Por isso, um erro cometido hoje pode ser como a pedra de Sísimo, devendo ser carregada até o fim da vida. Além disso, tais equívocos, por conta de ficarem arquivados nos bancos de dados da rede, acabam sobrevivendo, inclusive, à nossa própria matéria, ao nosso corpo. São marcas indeléveis que nos acompanham e nos superam.

Para um homem já considerado old school, como eu, isso tem algo de aterrorizante. Em minha juventude, uma das coisas que eu mais prezava era o meu direito a ser esquecido, meu direito ao anonimato. Agora, até espontaneamente, nos lançamos ao mundo e nos expomos escancaradamente. E o pior, arriscamos dizer coisas que ficarão gravadas para sempre, acessíveis a qualquer um por alguns poucos cliques no computador.

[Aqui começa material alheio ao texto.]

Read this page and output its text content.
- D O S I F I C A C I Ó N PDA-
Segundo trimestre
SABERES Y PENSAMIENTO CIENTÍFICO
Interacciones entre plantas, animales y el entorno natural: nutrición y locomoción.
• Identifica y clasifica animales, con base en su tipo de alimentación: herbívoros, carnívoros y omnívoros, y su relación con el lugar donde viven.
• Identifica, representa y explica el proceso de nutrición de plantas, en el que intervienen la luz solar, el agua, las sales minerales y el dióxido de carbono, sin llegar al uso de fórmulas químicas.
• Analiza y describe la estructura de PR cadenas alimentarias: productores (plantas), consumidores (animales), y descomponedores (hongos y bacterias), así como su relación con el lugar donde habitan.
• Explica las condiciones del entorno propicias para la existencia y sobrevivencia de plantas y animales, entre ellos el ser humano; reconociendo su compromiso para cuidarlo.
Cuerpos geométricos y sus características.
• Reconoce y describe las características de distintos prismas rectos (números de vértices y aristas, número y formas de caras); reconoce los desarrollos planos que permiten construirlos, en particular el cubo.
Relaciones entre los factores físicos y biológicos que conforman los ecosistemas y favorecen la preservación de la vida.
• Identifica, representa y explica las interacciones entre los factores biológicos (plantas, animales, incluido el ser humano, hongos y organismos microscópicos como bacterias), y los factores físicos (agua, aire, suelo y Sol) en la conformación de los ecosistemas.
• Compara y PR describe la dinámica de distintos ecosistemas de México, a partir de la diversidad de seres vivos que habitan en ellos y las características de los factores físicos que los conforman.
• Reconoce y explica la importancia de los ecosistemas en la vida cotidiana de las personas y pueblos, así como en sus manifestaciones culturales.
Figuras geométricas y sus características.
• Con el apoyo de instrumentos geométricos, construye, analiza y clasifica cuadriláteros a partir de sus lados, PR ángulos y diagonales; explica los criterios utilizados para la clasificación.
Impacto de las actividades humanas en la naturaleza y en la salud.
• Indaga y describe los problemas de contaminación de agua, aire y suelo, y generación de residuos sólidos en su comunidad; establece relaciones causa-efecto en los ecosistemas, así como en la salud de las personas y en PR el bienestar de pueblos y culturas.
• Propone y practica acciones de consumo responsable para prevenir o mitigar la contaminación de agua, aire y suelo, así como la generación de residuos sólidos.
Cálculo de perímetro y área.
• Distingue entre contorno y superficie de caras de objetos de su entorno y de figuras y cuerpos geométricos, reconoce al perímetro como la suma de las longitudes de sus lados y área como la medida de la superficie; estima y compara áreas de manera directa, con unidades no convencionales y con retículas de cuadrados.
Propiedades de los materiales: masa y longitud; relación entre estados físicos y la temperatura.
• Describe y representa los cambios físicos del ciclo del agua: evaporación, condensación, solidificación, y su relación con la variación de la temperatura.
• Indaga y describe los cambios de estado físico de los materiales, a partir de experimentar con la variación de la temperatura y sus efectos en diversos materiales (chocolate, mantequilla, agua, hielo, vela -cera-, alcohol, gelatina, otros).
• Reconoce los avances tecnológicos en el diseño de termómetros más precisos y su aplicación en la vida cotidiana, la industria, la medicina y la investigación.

Não era incomum, quando a vida em um local tornava-se insuportável, por causa dos pecados cometidos, o homem se mudar para uma outra cidade, uma outra vila, onde ninguém sabia o seu passado, onde ninguém o conhecia. Até isso está sendo retirado de nós. Onde quer que nós formos, nosso passado nos perseguirá implacavelmente, estando à disposição de qualquer curioso que queira espreitar nossos antigos tropeços.

É óbvio que temos a opção por viver nas sombras, fora de onde quase tudo acontece hoje em dia, que é a internet. Claro que podemos, simplesmente, passar incólumes, não emitindo opiniões, não falando nada, sendo um mero espectador de tudo que o passa. No entanto, pessoas, como eu, têm a necessidade incontrolável de escrever, de participar da vida cultural, de emitir pareceres sobre tudo o vier à mente. E o mundo precisa desses para seguir em frente.

Portanto, por mais assustador que seja tudo isso, por mais que a internet nos eleve a um patamar até superior ao que podemos suportar, já não conseguimos nos imaginar vivendo como antes, quando cada um tinha apenas voz em seu círculo e o que dizia não alcançava mais que algumas pessoas.

Agora alcançamos uma imortalidade maldita e não queremos abrir mão dela, de maneira alguma.